Du willst deine Pokémon- oder Sportkarten PSA graden lassen und wohnst in Deutschland? Dann hast du aktuell drei Wege – und alle haben Haken. Wir zeigen, was PSA Grading aus Deutschland wirklich kostet, wie lange es dauert und wann eine deutsche Alternative die bessere Wahl ist. (Stand: Juli 2026)
Die drei Wege zu PSA aus Deutschland
1. Direkt in die USA schicken: Du reichst selbst bei PSA in Kalifornien ein. Dazu kommen Versand in die USA, Versicherung, Zoll bei der Rückkehr und je nach Service-Level mehrere Wochen bis Monate Wartezeit – das Transportrisiko über den Atlantik trägst du.
2. Über einen deutschen Vermittler: Sammelstellen bündeln Einsendungen und übernehmen die Abwicklung. Bequem, aber teuer: Für den regulären Service liegen die Gesamtkosten bei deutschen PSA-Vermittlern bei etwa 105–113 € pro Karte (Stand: Juli 2026).
3. PSA-Niederlassung in Deutschland: PSA hat 2026 einen Standort in Deutschland eröffnet – dieser nimmt nach aktuellem Stand aber nur Einreichungen von Händlern an. Als privater Sammler bleibt dir weiterhin nur der Umweg über die USA oder einen Vermittler.
Was kostet PSA Grading aus Deutschland?
Rechne realistisch: Vermittler-Komplettpreis ~105–113 € pro Karte, bei Direkteinsendung Service-Gebühr plus ~40–80 € Versand/Versicherung/Zoll – verteilt auf mehrere Karten. Bei einer 50-€-Karte übersteigen die Grading-Kosten den Kartenwert damit oft deutlich. Eine detaillierte Gegenüberstellung aller Anbieter findest du in unserem großen Grading-Kosten-Vergleich.

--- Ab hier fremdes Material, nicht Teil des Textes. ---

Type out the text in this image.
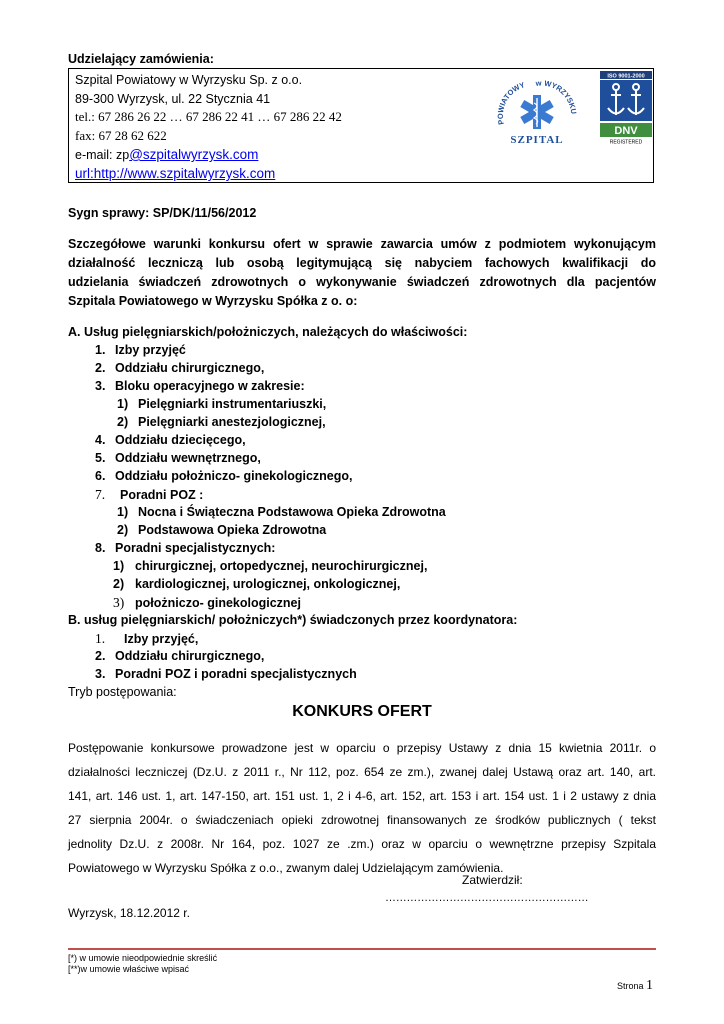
Udzielający zamówienia:
Szpital Powiatowy w Wyrzysku Sp. z o.o.
89-300 Wyrzysk, ul. 22 Stycznia 41
tel.: 67 286 26 22 … 67 286 22 41 … 67 286 22 42
fax: 67 28 62 622
e-mail: zp@szpitalwyrzysk.com
url:http://www.szpitalwyrzysk.com
POWIATOWY w WYRZYSKU
SZPITAL
ISO 9001-2000
DNV
REGISTERED
Sygn sprawy: SP/DK/11/56/2012
Szczegółowe warunki konkursu ofert w sprawie zawarcia umów z podmiotem wykonującym
działalność leczniczą lub osobą legitymującą się nabyciem fachowych kwalifikacji do
udzielania świadczeń zdrowotnych o wykonywanie świadczeń zdrowotnych dla pacjentów
Szpitala Powiatowego w Wyrzysku Spółka z o. o:
A. Usług pielęgniarskich/położniczych, należących do właściwości:
1. Izby przyjęć
2. Oddziału chirurgicznego,
3. Bloku operacyjnego w zakresie:
1) Pielęgniarki instrumentariuszki,
2) Pielęgniarki anestezjologicznej,
4. Oddziału dziecięcego,
5. Oddziału wewnętrznego,
6. Oddziału położniczo- ginekologicznego,
7. Poradni POZ :
1) Nocna i Świąteczna Podstawowa Opieka Zdrowotna
2) Podstawowa Opieka Zdrowotna
8. Poradni specjalistycznych:
1) chirurgicznej, ortopedycznej, neurochirurgicznej,
2) kardiologicznej, urologicznej, onkologicznej,
3) położniczo- ginekologicznej
B. usług pielęgniarskich/ położniczych*) świadczonych przez koordynatora:
1. Izby przyjęć,
2. Oddziału chirurgicznego,
3. Poradni POZ i poradni specjalistycznych
Tryb postępowania:
KONKURS OFERT
Postępowanie konkursowe prowadzone jest w oparciu o przepisy Ustawy z dnia 15 kwietnia 2011r. o
działalności leczniczej (Dz.U. z 2011 r., Nr 112, poz. 654 ze zm.), zwanej dalej Ustawą oraz art. 140, art.
141, art. 146 ust. 1, art. 147-150, art. 151 ust. 1, 2 i 4-6, art. 152, art. 153 i art. 154 ust. 1 i 2 ustawy z dnia
27 sierpnia 2004r. o świadczeniach opieki zdrowotnej finansowanych ze środków publicznych ( tekst
jednolity Dz.U. z 2008r. Nr 164, poz. 1027 ze .zm.) oraz w oparciu o wewnętrzne przepisy Szpitala
Powiatowego w Wyrzysku Spółka z o.o., zwanym dalej Udzielającym zamówienia.
Zatwierdził:
…………………………………………………
Wyrzysk, 18.12.2012 r.
[*) w umowie nieodpowiednie skreślić
[**)w umowie właściwe wpisać
Strona 1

Die Alternative: Grading in Deutschland ab 22,90 €
AP Grading bewertet deine Karten direkt in Deutschland (Schüttorf, Niedersachsen): ab 22,90 € pro Karte, Bewertung und Rückversand in der Regel innerhalb von 5 Werktagen, versichert bis 500 € pro Karte, Rückversand ab 89 € Bestellwert kostenlos – ohne Zoll, ohne US-Versandrisiko, mit deutschem Support. Über 150.000 Karten haben wir bereits gegradet. Wie der Ablauf genau funktioniert, zeigt unsere Schritt-für-Schritt-Anleitung.

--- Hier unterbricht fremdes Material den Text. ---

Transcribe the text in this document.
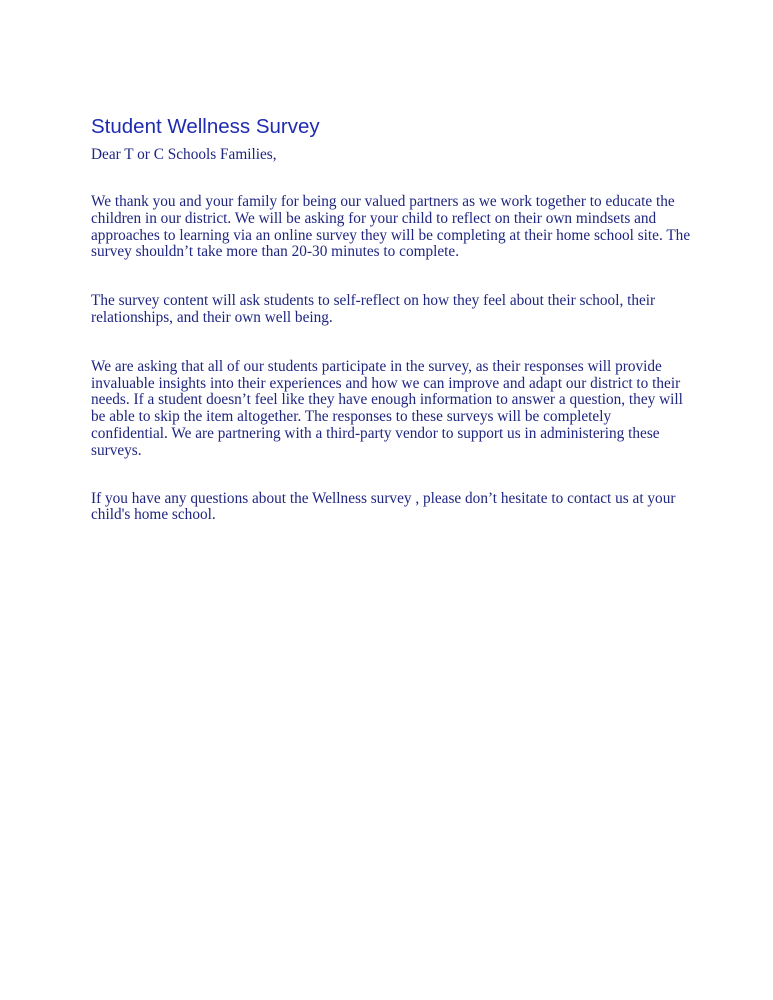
Student Wellness Survey

Dear T or C Schools Families,

We thank you and your family for being our valued partners as we work together to educate the children in our district. We will be asking for your child to reflect on their own mindsets and approaches to learning via an online survey they will be completing at their home school site. The survey shouldn’t take more than 20-30 minutes to complete.

The survey content will ask students to self-reflect on how they feel about their school, their relationships, and their own well being.

We are asking that all of our students participate in the survey, as their responses will provide invaluable insights into their experiences and how we can improve and adapt our district to their needs. If a student doesn’t feel like they have enough information to answer a question, they will be able to skip the item altogether. The responses to these surveys will be completely confidential. We are partnering with a third-party vendor to support us in administering these surveys.

If you have any questions about the Wellness survey , please don’t hesitate to contact us at your child's home school.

Wann lohnt sich PSA trotzdem?
Ehrliche Antwort: bei sehr teuren Karten, die du international verkaufen willst. PSA-Slabs erzielen auf dem US-Markt das höchste Wiederverkaufs-Premium. Für die eigene Sammlung, den europäischen Verkauf und alle Karten unterhalb des High-End-Segments steht das PSA-Premium aber in keinem Verhältnis zu Kosten, Wartezeit und Risiko. Unser ausführlicher Vergleich: AP Grading vs. PSA.
Häufige Fragen
Kann ich als Privatperson direkt bei PSA in Deutschland einreichen?
Nein. Die deutsche PSA-Niederlassung nimmt nach aktuellem Stand (Juli 2026) nur Händler-Einreichungen an. Privatsammler müssen über einen Vermittler gehen oder direkt in die USA schicken.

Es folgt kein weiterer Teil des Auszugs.